Within the field of information technology, CASE tool is defined as computer-aided system engineering tool that helps in software development (Albizuri-Romero, 2000). A CASE tool is crucial in producing an error free and easy to uphold program code. Additionally, it helps the users to create software systems in a timely manner. The tool was initially introduced in the 1970s.
These tools can be employed in the entire development cycle of the information system including quality assurance, business requirements analysis, programming, project management, system analysis and design (Albizuri-Romero, 2000). Though the tool can be employed throughout the development cycle, they are mostly used within the computer programming and system design phases. The CASE tools can be categorized in four distinct proportions including:
- Life-cycle support
- Integration dimension
- Construction dimension
- Knowledge-based CASE dimension
A CASE tool gives the developer an opportunity to visually program and employ Object Oriented Programming (OOP) methods (Rob & Coronel, 2009). An example of such a tool is the Unified Markup Language (UML) which is used for designing. The tool is capable of generating system program code and design documents as part of the visual design. As a result, it reduces the time of development and enhances the accuracy of the code and documents (Rob & Coronel, 2009). A CASE tool contains some features that aid software development and that will be paramount to the project in question. They include:
Checks for syntactic correctness: CASE tools enhance standards in the development environment. The employment of graphical tools to make clear the requirements of the system helps eliminate the vagueness that culminates from poorly defined systems. This means that if the CASE tools are used as is deemed appropriate, they will enhance the quality of specification, the working system and the ensuing design (Rob & Coronel, 2009).
Checks for completeness and consistency: this ensures that the checking is mechanized. Most of the information required for a project is gathered in the analysis phase of the systems development phase. Doing this manually can be very tedious and time consuming. The CASE tools have features that help store the information in a central repository which can be used to check the consistency of the distinct view being modeled.
Performance analysis has shown that CASE tools amplify the productivity of the investigation team. Appropriate use of the tools offers a support environment that enable analysts share resources, and information, in addition to ensuring efficient management of the project.

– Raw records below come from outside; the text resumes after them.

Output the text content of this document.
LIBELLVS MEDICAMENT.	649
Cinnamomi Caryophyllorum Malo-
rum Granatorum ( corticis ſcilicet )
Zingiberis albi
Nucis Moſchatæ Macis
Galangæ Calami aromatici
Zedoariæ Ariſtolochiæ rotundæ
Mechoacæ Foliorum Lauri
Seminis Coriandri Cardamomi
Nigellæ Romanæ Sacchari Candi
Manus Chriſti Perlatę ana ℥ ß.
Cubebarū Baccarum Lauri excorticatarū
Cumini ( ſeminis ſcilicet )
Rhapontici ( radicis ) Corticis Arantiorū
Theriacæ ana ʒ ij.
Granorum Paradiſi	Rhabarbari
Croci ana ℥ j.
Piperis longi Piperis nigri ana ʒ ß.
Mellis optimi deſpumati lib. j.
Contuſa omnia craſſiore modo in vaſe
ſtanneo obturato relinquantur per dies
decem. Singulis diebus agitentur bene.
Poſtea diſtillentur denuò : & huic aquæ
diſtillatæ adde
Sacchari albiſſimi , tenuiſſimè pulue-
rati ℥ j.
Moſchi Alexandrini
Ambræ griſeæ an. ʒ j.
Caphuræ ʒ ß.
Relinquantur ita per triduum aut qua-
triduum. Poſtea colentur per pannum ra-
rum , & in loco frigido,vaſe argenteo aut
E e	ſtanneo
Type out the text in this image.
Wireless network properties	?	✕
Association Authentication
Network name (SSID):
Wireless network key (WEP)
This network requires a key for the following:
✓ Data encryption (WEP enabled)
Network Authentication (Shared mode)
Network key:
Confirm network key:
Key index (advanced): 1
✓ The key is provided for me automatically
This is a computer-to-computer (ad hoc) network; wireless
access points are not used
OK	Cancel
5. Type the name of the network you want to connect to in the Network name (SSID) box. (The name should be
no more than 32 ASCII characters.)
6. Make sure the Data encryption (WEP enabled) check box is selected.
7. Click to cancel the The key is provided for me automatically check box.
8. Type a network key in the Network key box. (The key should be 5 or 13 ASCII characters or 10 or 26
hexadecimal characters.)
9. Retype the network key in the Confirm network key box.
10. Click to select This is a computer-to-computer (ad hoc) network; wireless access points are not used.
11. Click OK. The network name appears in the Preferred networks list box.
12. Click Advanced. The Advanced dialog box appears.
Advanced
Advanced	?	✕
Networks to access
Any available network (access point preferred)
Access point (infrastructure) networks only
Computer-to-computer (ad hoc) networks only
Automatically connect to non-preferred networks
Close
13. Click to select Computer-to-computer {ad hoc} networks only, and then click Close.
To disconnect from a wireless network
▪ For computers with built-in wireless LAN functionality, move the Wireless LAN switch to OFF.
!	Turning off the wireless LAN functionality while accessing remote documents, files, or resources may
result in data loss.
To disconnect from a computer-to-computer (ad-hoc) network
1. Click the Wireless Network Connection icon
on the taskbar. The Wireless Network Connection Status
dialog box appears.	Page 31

System simulation is another feature which ensures that the maintenance endeavor is supported. It is true that CASE tools assist in lessening the maintenance efforts needed to maintain the system after it starts to operate (Albizuri-Romero, 2000). They also offer broad and current documentation, an essential condition for maintenance effort.
Using CASE tools in student registration can increase quality and decrease cycle time. This can be enabled by the following factors:
- Enhancing communication between the end users and designers
- Offering a central depository for the entire design elements
- Automation of error-prone and tedious design activities and analysis, therefore demonstrating consistency (Rob & Coronel, 2009).
Some of the ambiguities the intern may face include;
- Need for wide dedication by the firm. CASE tools necessitate a wide commitment by the organization for them to be used effectively. This means that the members of the development team ought to comply with the rules, standards and procedures set by the computer-aided system engineering tool environment.
- Impractical expectation: apparently, CASE tools are not in a position to replace expert systems or business designers and analysts. They do not ensure attainment of the business goals. As such the intern will need to identify the requirements of the system and have an insight of the business environment to avoid getting unexpected results.
- CASE is practical software. This means that it has a long learning curve. As such, it will take the intern quite some time to adapt to its flow and learn to use it effectively.
In order to make certain that students are enrolled in the classes that they request, certain controls should be included in the system. These encompass the inclusion of a structured code, an automatic code documentation, user interface standards, and code design standards (Albizuri-Romero, 2000). These as well will ensure the efficiency of the system, and as a result, it reduces time of development and enhances the accuracy of the code and documents.
In order to ensure effective use of the system, the following security controls should be used;
Ensure strong repository Controls: Case repositories require sufficient security. This is because failure to control their usage may lead to damage or breach of the system designs, work documents or code modules in the repository (Shelly et al. 2010). The controls include enhancing the protection of the repositories with the right version, backup controls, and access.
Offering adequate standardization: linking case tools from distinct vendors could be a challenge if the products do not employ standardized data classifications and code structures (Shelly et al. 2010). It is possible to convert the file formats though not economically. To address this problem, controls should be put in place. They include using products from a similar vendor or using tools on the basis of standard protocols while insisting on proven compatibility. Besides, the project team should ensure they use tools from the same vendor for their development process for the purposes of future compatibility in case they are required to purchase more tools.